After the recent upset caused by Canonical's plan to drop 32bit support in Ubuntu, then to turn around and change their plan due to the uproar caused by it, Valve now have a full statement out about their future support of Linux gaming.
Firstly, to get it out of the way, there's nothing to worry about here. Valve said they "remain committed to supporting Linux as a gaming platform", they're also "continuing to drive numerous driver and feature development efforts that we expect will help improve the gaming and desktop experience across all distributions" which they plan to talk more about later.
On the subject of Canonical's newer plan for Ubuntu 19.10 and onwards in regards to 32bit support, Valve said they're "not particularly excited about the removal of any existing functionality, but such a change to the plan is extremely welcome" and that it "seems likely that we will be able to continue to officially support Steam on Ubuntu".
However Arch Linux, Manjaro, Pop!_OS and Fedora all got direct mentions in this statement, when talking about how the Linux gaming landscape has changed and how there's a lot more options to have a good gaming experience.
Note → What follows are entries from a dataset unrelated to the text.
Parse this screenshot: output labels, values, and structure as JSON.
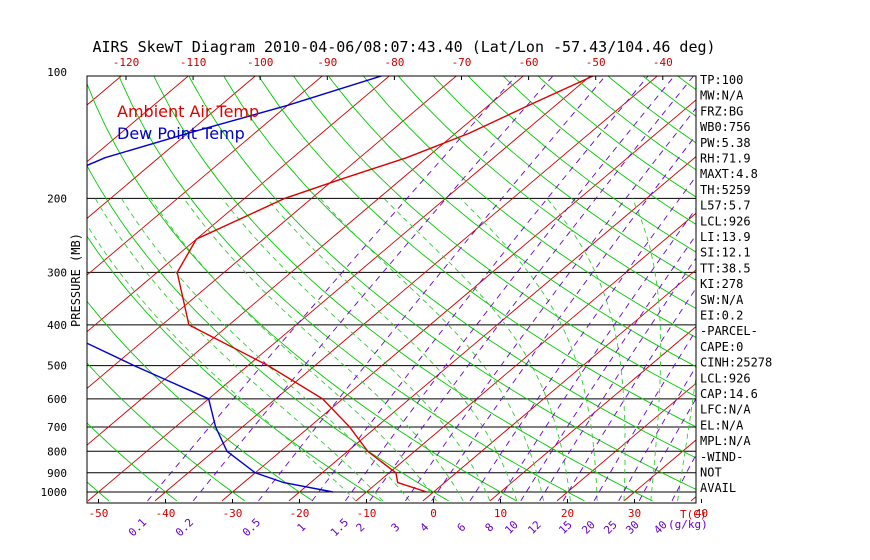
{
  "chart_data": {
    "type": "line",
    "title": "AIRS SkewT Diagram 2010-04-06/08:07:43.40 (Lat/Lon -57.43/104.46 deg)",
    "ylabel": "PRESSURE (MB)",
    "xlabel": "T(C)",
    "mixing_ratio_label": "(g/kg)",
    "top_temperature_ticks": [
      "-120",
      "-110",
      "-100",
      "-90",
      "-80",
      "-70",
      "-60",
      "-50",
      "-40"
    ],
    "bottom_temperature_ticks": [
      "-50",
      "-40",
      "-30",
      "-20",
      "-10",
      "0",
      "10",
      "20",
      "30",
      "40"
    ],
    "pressure_ticks": [
      "100",
      "200",
      "300",
      "400",
      "500",
      "600",
      "700",
      "800",
      "900",
      "1000"
    ],
    "mixing_ratio_ticks": [
      "0.1",
      "0.2",
      "0.5",
      "1",
      "1.5",
      "2",
      "3",
      "4",
      "6",
      "8",
      "10",
      "12",
      "15",
      "20",
      "25",
      "30",
      "40"
    ],
    "ylim": [
      1050,
      100
    ],
    "grid": true,
    "legend": [
      {
        "label": "Ambient Air Temp",
        "color": "#dd0000"
      },
      {
        "label": "Dew Point Temp",
        "color": "#0000cc"
      }
    ],
    "series": [
      {
        "name": "Ambient Air Temp",
        "color": "#dd0000",
        "points": [
          {
            "p": 100,
            "t": -49
          },
          {
            "p": 120,
            "t": -54
          },
          {
            "p": 140,
            "t": -58
          },
          {
            "p": 160,
            "t": -63
          },
          {
            "p": 180,
            "t": -69
          },
          {
            "p": 200,
            "t": -74
          },
          {
            "p": 250,
            "t": -80
          },
          {
            "p": 300,
            "t": -77
          },
          {
            "p": 400,
            "t": -66
          },
          {
            "p": 500,
            "t": -47
          },
          {
            "p": 600,
            "t": -33
          },
          {
            "p": 700,
            "t": -24
          },
          {
            "p": 800,
            "t": -17
          },
          {
            "p": 900,
            "t": -9
          },
          {
            "p": 950,
            "t": -7
          },
          {
            "p": 1000,
            "t": -1
          }
        ]
      },
      {
        "name": "Dew Point Temp",
        "color": "#0000cc",
        "points": [
          {
            "p": 100,
            "t": -80
          },
          {
            "p": 120,
            "t": -90
          },
          {
            "p": 140,
            "t": -100
          },
          {
            "p": 160,
            "t": -108
          },
          {
            "p": 200,
            "t": -115
          },
          {
            "p": 250,
            "t": -119
          },
          {
            "p": 300,
            "t": -105
          },
          {
            "p": 400,
            "t": -87
          },
          {
            "p": 500,
            "t": -67
          },
          {
            "p": 600,
            "t": -50
          },
          {
            "p": 700,
            "t": -44
          },
          {
            "p": 800,
            "t": -38
          },
          {
            "p": 900,
            "t": -30
          },
          {
            "p": 950,
            "t": -24
          },
          {
            "p": 1000,
            "t": -15
          }
        ]
      }
    ],
    "indices": [
      "TP:100",
      "MW:N/A",
      "FRZ:BG",
      "WB0:756",
      "PW:5.38",
      "RH:71.9",
      "MAXT:4.8",
      "TH:5259",
      "L57:5.7",
      "LCL:926",
      "LI:13.9",
      "SI:12.1",
      "TT:38.5",
      "KI:278",
      "SW:N/A",
      "EI:0.2",
      "-PARCEL-",
      "CAPE:0",
      "CINH:25278",
      "LCL:926",
      "CAP:14.6",
      "LFC:N/A",
      "EL:N/A",
      "MPL:N/A",
      "-WIND-",
      "NOT",
      "AVAIL"
    ]
  },
  "colors": {
    "isotherm": "#cc0000",
    "dry_adiabat": "#00cc00",
    "moist_adiabat": "#33cc33",
    "mixing_ratio": "#6600cc",
    "isobar": "#000000",
    "text": "#000000",
    "temp_tick": "#cc0000",
    "mix_tick": "#6600cc"
  }
}
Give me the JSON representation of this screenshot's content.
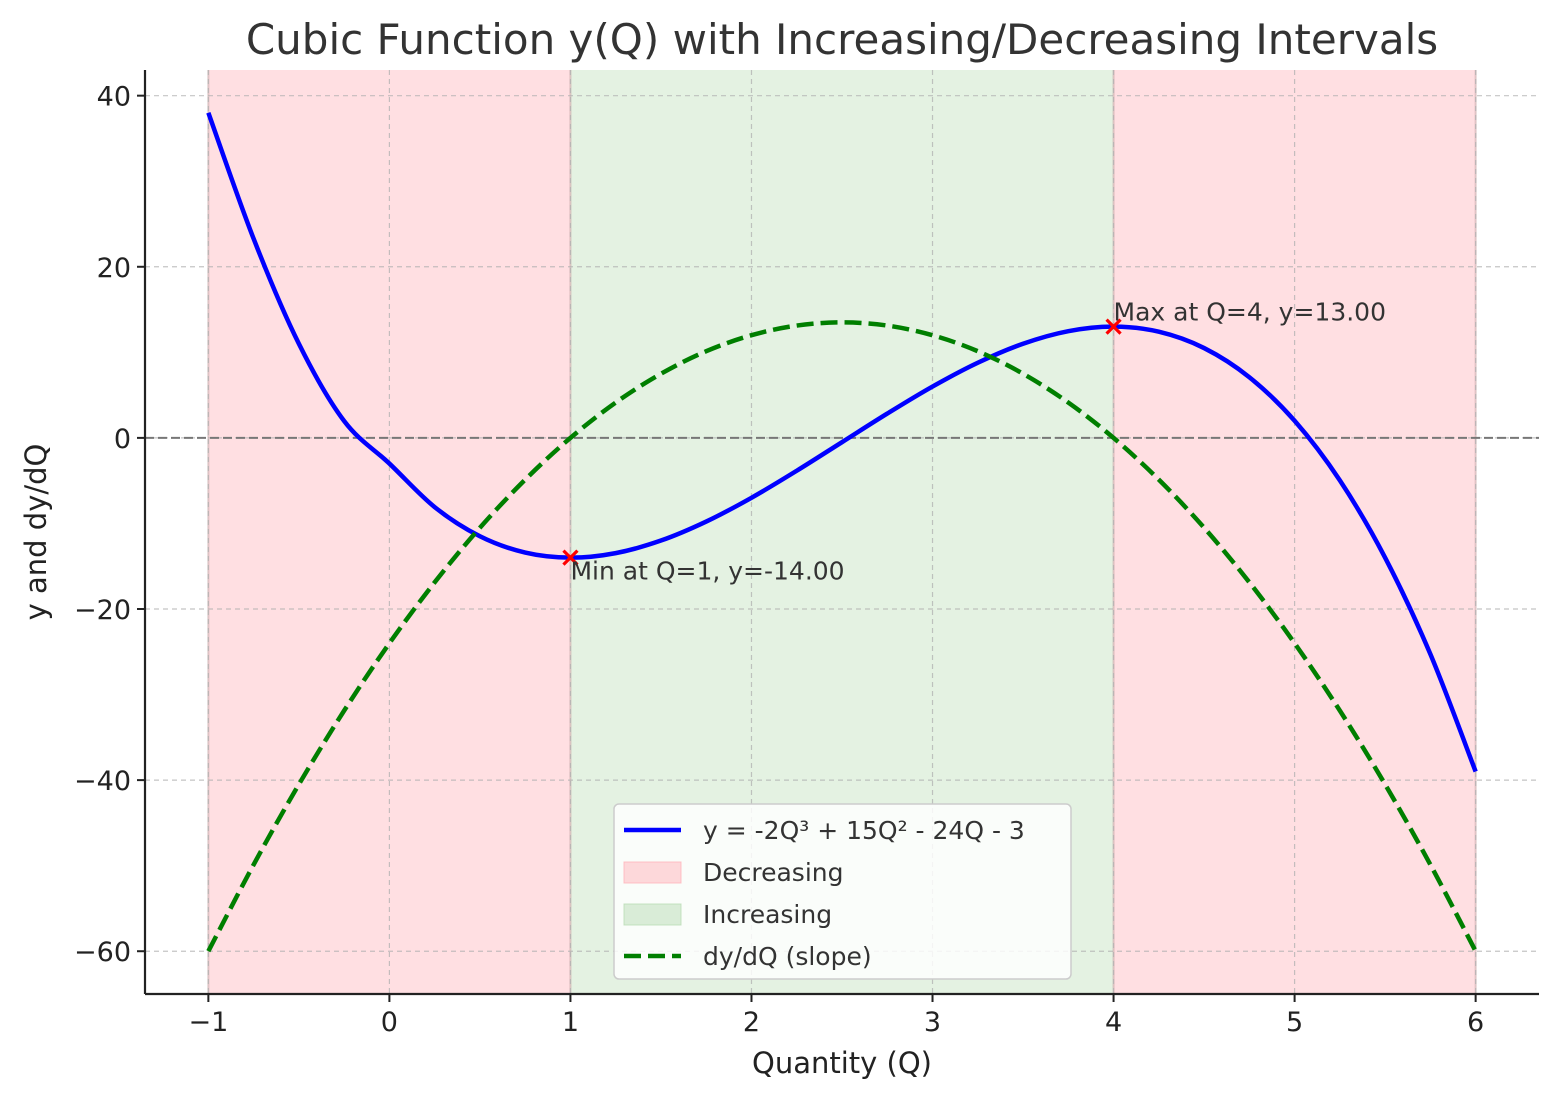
{
  "chart_data": {
    "type": "line",
    "title": "Cubic Function y(Q) with Increasing/Decreasing Intervals",
    "xlabel": "Quantity (Q)",
    "ylabel": "y and dy/dQ",
    "xlim": [
      -1.35,
      6.35
    ],
    "ylim": [
      -65,
      43
    ],
    "xticks": [
      -1,
      0,
      1,
      2,
      3,
      4,
      5,
      6
    ],
    "xtick_labels": [
      "−1",
      "0",
      "1",
      "2",
      "3",
      "4",
      "5",
      "6"
    ],
    "yticks": [
      -60,
      -40,
      -20,
      0,
      20,
      40
    ],
    "ytick_labels": [
      "−60",
      "−40",
      "−20",
      "0",
      "20",
      "40"
    ],
    "grid": true,
    "legend_position": "bottom-center",
    "regions": [
      {
        "type": "decreasing",
        "x": [
          -1,
          1
        ],
        "color": "#ffb3ba"
      },
      {
        "type": "increasing",
        "x": [
          1,
          4
        ],
        "color": "#b8dcb4"
      },
      {
        "type": "decreasing",
        "x": [
          4,
          6
        ],
        "color": "#ffb3ba"
      }
    ],
    "series": [
      {
        "name": "y = -2Q³ + 15Q² - 24Q - 3",
        "style": "solid",
        "color": "#0000ff",
        "x": [
          -1,
          -0.75,
          -0.5,
          -0.25,
          0,
          0.25,
          0.5,
          0.75,
          1,
          1.25,
          1.5,
          1.75,
          2,
          2.25,
          2.5,
          2.75,
          3,
          3.25,
          3.5,
          3.75,
          4,
          4.25,
          4.5,
          4.75,
          5,
          5.25,
          5.5,
          5.75,
          6
        ],
        "y": [
          38,
          23.28,
          11,
          1.97,
          -3,
          -8.09,
          -11.5,
          -13.41,
          -14,
          -13.47,
          -12,
          -9.78,
          -7,
          -3.84,
          -0.5,
          2.84,
          6,
          8.78,
          11,
          12.47,
          13,
          12.41,
          10.5,
          7.09,
          2,
          -4.97,
          -14,
          -25.28,
          -39
        ]
      },
      {
        "name": "dy/dQ (slope)",
        "style": "dashed",
        "color": "#007f00",
        "x": [
          -1,
          -0.75,
          -0.5,
          -0.25,
          0,
          0.25,
          0.5,
          0.75,
          1,
          1.25,
          1.5,
          1.75,
          2,
          2.25,
          2.5,
          2.75,
          3,
          3.25,
          3.5,
          3.75,
          4,
          4.25,
          4.5,
          4.75,
          5,
          5.25,
          5.5,
          5.75,
          6
        ],
        "y": [
          -60,
          -49.88,
          -40.5,
          -31.88,
          -24,
          -16.88,
          -10.5,
          -4.88,
          0,
          4.13,
          7.5,
          10.13,
          12,
          13.13,
          13.5,
          13.13,
          12,
          10.13,
          7.5,
          4.13,
          0,
          -4.88,
          -10.5,
          -16.88,
          -24,
          -31.88,
          -40.5,
          -49.88,
          -60
        ]
      }
    ],
    "markers": [
      {
        "x": 1,
        "y": -14,
        "label": "Min at Q=1, y=-14.00",
        "color": "#ff0000"
      },
      {
        "x": 4,
        "y": 13,
        "label": "Max at Q=4, y=13.00",
        "color": "#ff0000"
      }
    ],
    "legend": [
      {
        "label": "y = -2Q³ + 15Q² - 24Q - 3",
        "kind": "line-solid",
        "color": "#0000ff"
      },
      {
        "label": "Decreasing",
        "kind": "patch",
        "color": "#ffb3ba"
      },
      {
        "label": "Increasing",
        "kind": "patch",
        "color": "#b8dcb4"
      },
      {
        "label": "dy/dQ (slope)",
        "kind": "line-dashed",
        "color": "#007f00"
      }
    ]
  }
}
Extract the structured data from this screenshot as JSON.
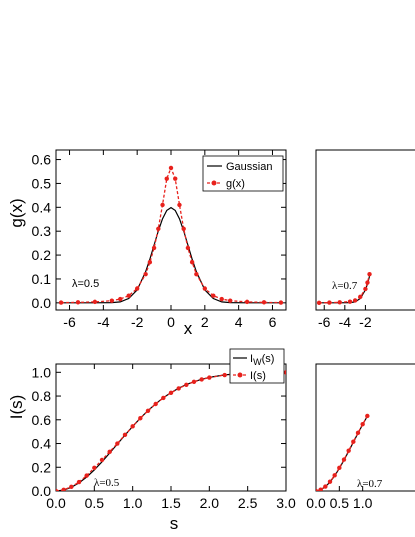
{
  "chart_data": [
    {
      "type": "line",
      "ylabel": "g(x)",
      "xlabel": "x",
      "xlim": [
        -6.8,
        6.8
      ],
      "ylim": [
        -0.03,
        0.64
      ],
      "xticks": [
        -6,
        -4,
        -2,
        0,
        2,
        4,
        6
      ],
      "xtick_labels": [
        "-6",
        "-4",
        "-2",
        "0",
        "2",
        "4",
        "6"
      ],
      "yticks": [
        0.0,
        0.1,
        0.2,
        0.3,
        0.4,
        0.5,
        0.6
      ],
      "ytick_labels": [
        "0.0",
        "0.1",
        "0.2",
        "0.3",
        "0.4",
        "0.5",
        "0.6"
      ],
      "annotation": "λ=0.5",
      "legend": "top-right",
      "series": [
        {
          "name": "Gaussian",
          "color": "#000000",
          "style": "solid",
          "x": [
            -6.5,
            -5.5,
            -4.5,
            -3.5,
            -3,
            -2.5,
            -2,
            -1.5,
            -1.25,
            -1,
            -0.75,
            -0.5,
            -0.25,
            0,
            0.25,
            0.5,
            0.75,
            1,
            1.25,
            1.5,
            2,
            2.5,
            3,
            3.5,
            4.5,
            5.5,
            6.5
          ],
          "y": [
            0,
            0,
            0,
            0.001,
            0.004,
            0.018,
            0.054,
            0.13,
            0.183,
            0.242,
            0.301,
            0.352,
            0.387,
            0.399,
            0.387,
            0.352,
            0.301,
            0.242,
            0.183,
            0.13,
            0.054,
            0.018,
            0.004,
            0.001,
            0,
            0,
            0
          ]
        },
        {
          "name": "g(x)",
          "color": "#e8211c",
          "style": "dashed-dot-marker",
          "x": [
            -6.5,
            -5.5,
            -4.5,
            -3.5,
            -3,
            -2.5,
            -2,
            -1.5,
            -1.25,
            -1,
            -0.75,
            -0.5,
            -0.25,
            0,
            0.25,
            0.5,
            0.75,
            1,
            1.25,
            1.5,
            2,
            2.5,
            3,
            3.5,
            4.5,
            5.5,
            6.5
          ],
          "y": [
            0.001,
            0.002,
            0.004,
            0.009,
            0.016,
            0.03,
            0.06,
            0.12,
            0.17,
            0.23,
            0.31,
            0.41,
            0.52,
            0.565,
            0.52,
            0.41,
            0.31,
            0.23,
            0.17,
            0.12,
            0.06,
            0.03,
            0.016,
            0.009,
            0.004,
            0.002,
            0.001
          ]
        }
      ]
    },
    {
      "type": "line",
      "ylabel": "I(s)",
      "xlabel": "s",
      "xlim": [
        0.0,
        3.0
      ],
      "ylim": [
        0.0,
        1.07
      ],
      "xticks": [
        0.0,
        0.5,
        1.0,
        1.5,
        2.0,
        2.5,
        3.0
      ],
      "xtick_labels": [
        "0.0",
        "0.5",
        "1.0",
        "1.5",
        "2.0",
        "2.5",
        "3.0"
      ],
      "yticks": [
        0.0,
        0.2,
        0.4,
        0.6,
        0.8,
        1.0
      ],
      "ytick_labels": [
        "0.0",
        "0.2",
        "0.4",
        "0.6",
        "0.8",
        "1.0"
      ],
      "annotation": "λ=0.5",
      "legend": "top-right",
      "series": [
        {
          "name": "I_W(s)",
          "color": "#000000",
          "style": "solid",
          "x": [
            0,
            0.1,
            0.2,
            0.3,
            0.4,
            0.5,
            0.6,
            0.7,
            0.8,
            0.9,
            1.0,
            1.1,
            1.2,
            1.3,
            1.4,
            1.5,
            1.6,
            1.7,
            1.8,
            1.9,
            2.0,
            2.2,
            2.4,
            2.6,
            2.8,
            3.0
          ],
          "y": [
            0,
            0.008,
            0.031,
            0.068,
            0.118,
            0.178,
            0.246,
            0.32,
            0.395,
            0.471,
            0.544,
            0.613,
            0.677,
            0.735,
            0.786,
            0.829,
            0.866,
            0.897,
            0.921,
            0.941,
            0.957,
            0.978,
            0.989,
            0.995,
            0.998,
            0.999
          ]
        },
        {
          "name": "I(s)",
          "color": "#e8211c",
          "style": "dashed-dot-marker",
          "x": [
            0,
            0.1,
            0.2,
            0.3,
            0.4,
            0.5,
            0.6,
            0.7,
            0.8,
            0.9,
            1.0,
            1.1,
            1.2,
            1.3,
            1.4,
            1.5,
            1.6,
            1.7,
            1.8,
            1.9,
            2.0,
            2.2,
            2.4,
            2.6,
            2.8,
            3.0
          ],
          "y": [
            0,
            0.01,
            0.035,
            0.075,
            0.13,
            0.195,
            0.262,
            0.33,
            0.4,
            0.473,
            0.545,
            0.613,
            0.676,
            0.733,
            0.784,
            0.827,
            0.864,
            0.895,
            0.92,
            0.94,
            0.956,
            0.977,
            0.988,
            0.994,
            0.997,
            0.999
          ]
        }
      ]
    },
    {
      "type": "line",
      "xlim": [
        -6.8,
        6.8
      ],
      "ylim": [
        -0.03,
        0.64
      ],
      "xticks": [
        -6,
        -4,
        -2
      ],
      "xtick_labels": [
        "-6",
        "-4",
        "-2"
      ],
      "annotation": "λ=0.7",
      "series": [
        {
          "name": "",
          "color": "#000000",
          "style": "solid",
          "x": [
            -6.5,
            -5.5,
            -4.5,
            -3.5,
            -3,
            -2.5,
            -2,
            -1.8,
            -1.6
          ],
          "y": [
            0,
            0,
            0,
            0.001,
            0.004,
            0.018,
            0.054,
            0.079,
            0.111
          ]
        },
        {
          "name": "",
          "color": "#e8211c",
          "style": "dashed-dot-marker",
          "x": [
            -6.5,
            -5.5,
            -4.5,
            -3.5,
            -3,
            -2.5,
            -2,
            -1.8,
            -1.6
          ],
          "y": [
            0,
            0.001,
            0.002,
            0.005,
            0.01,
            0.025,
            0.058,
            0.085,
            0.12
          ]
        }
      ]
    },
    {
      "type": "line",
      "xlim": [
        0.0,
        3.0
      ],
      "ylim": [
        0.0,
        1.07
      ],
      "xticks": [
        0.0,
        0.5,
        1.0
      ],
      "xtick_labels": [
        "0.0",
        "0.5",
        "1.0"
      ],
      "annotation": "λ=0.7",
      "series": [
        {
          "name": "",
          "color": "#000000",
          "style": "solid",
          "x": [
            0,
            0.1,
            0.2,
            0.3,
            0.4,
            0.5,
            0.6,
            0.7,
            0.8,
            0.9,
            1.0,
            1.1
          ],
          "y": [
            0,
            0.01,
            0.035,
            0.075,
            0.128,
            0.19,
            0.26,
            0.335,
            0.41,
            0.487,
            0.56,
            0.63
          ]
        },
        {
          "name": "",
          "color": "#e8211c",
          "style": "dashed-dot-marker",
          "x": [
            0,
            0.1,
            0.2,
            0.3,
            0.4,
            0.5,
            0.6,
            0.7,
            0.8,
            0.9,
            1.0,
            1.1
          ],
          "y": [
            0,
            0.011,
            0.037,
            0.078,
            0.132,
            0.195,
            0.265,
            0.34,
            0.415,
            0.49,
            0.563,
            0.632
          ]
        }
      ]
    }
  ],
  "legend_top": {
    "gaussian": "Gaussian",
    "gx": "g(x)"
  },
  "legend_bottom": {
    "iw_main": "I",
    "iw_sub": "W",
    "iw_rest": "(s)",
    "is": "I(s)"
  }
}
Valve said they will be working "closer" with more distributions but they have nothing to announce just yet on what exact distributions they will be officially supporting in future.
Also, if you're working on a distribution and you need a direct line with Valve, they suggested using this link.
You can see the full statement from Valve here.
Fantastic news, I will be completely honest, there was that little worry in the back of my mind that Valve would start pulling back but why would they? They've put a ridiculous amount of resources into our smaller platform, things have improved an astonishing amount since Steam arrived on Linux back in 2013 and it sounds like things will continue getting better.
Last edited by Shmerl on 27 June 2019 at 12:06 am UTC
a few month afer investing a lot of money in proton, wine, dxvk, vulkan, mesa, etc
actually i hope valve releases its own stadia in the near future. also with linux and vulkan
not to replace "offline gaming", but to get steam on every TV, without a NOISY box beside it and for games you just wanna play now and then, but you dont have the space for them.... like xcom, TF2, some warhammer games, etc
Quoting: GuestYup, I'm on board with Steam, it's funny cause at one time I was really against them, amazing what supporting linux did for their image :3
thing is i hate DRM so, and started out a huge steam-hater... but the amount of love they give linux...sigh =w= sometimes it hurts to realize someone's gotten under your skin, i guess ...and they DO have some drm-free games .w. the handsome bastards. wouuoooo
For me, Valve is kinda sending message to those who 'concern' that:
"We are ready with our weaponary and we are prepared to defends anytime if we being attack. Our 'act of defence' will be destruction to others. Be civil, be sincere and don't tempt us to act".
You know, those "concern" (which consists of many entities) are trying to destroy PC gaming in general. Open system aren't good you know. At least it must be semi-closed like mobile devices / smartphones as currently right now.
Well you see, look how many game clients on Windows right now? At least on my Linux PC, I got 2 clients (itch and Steam).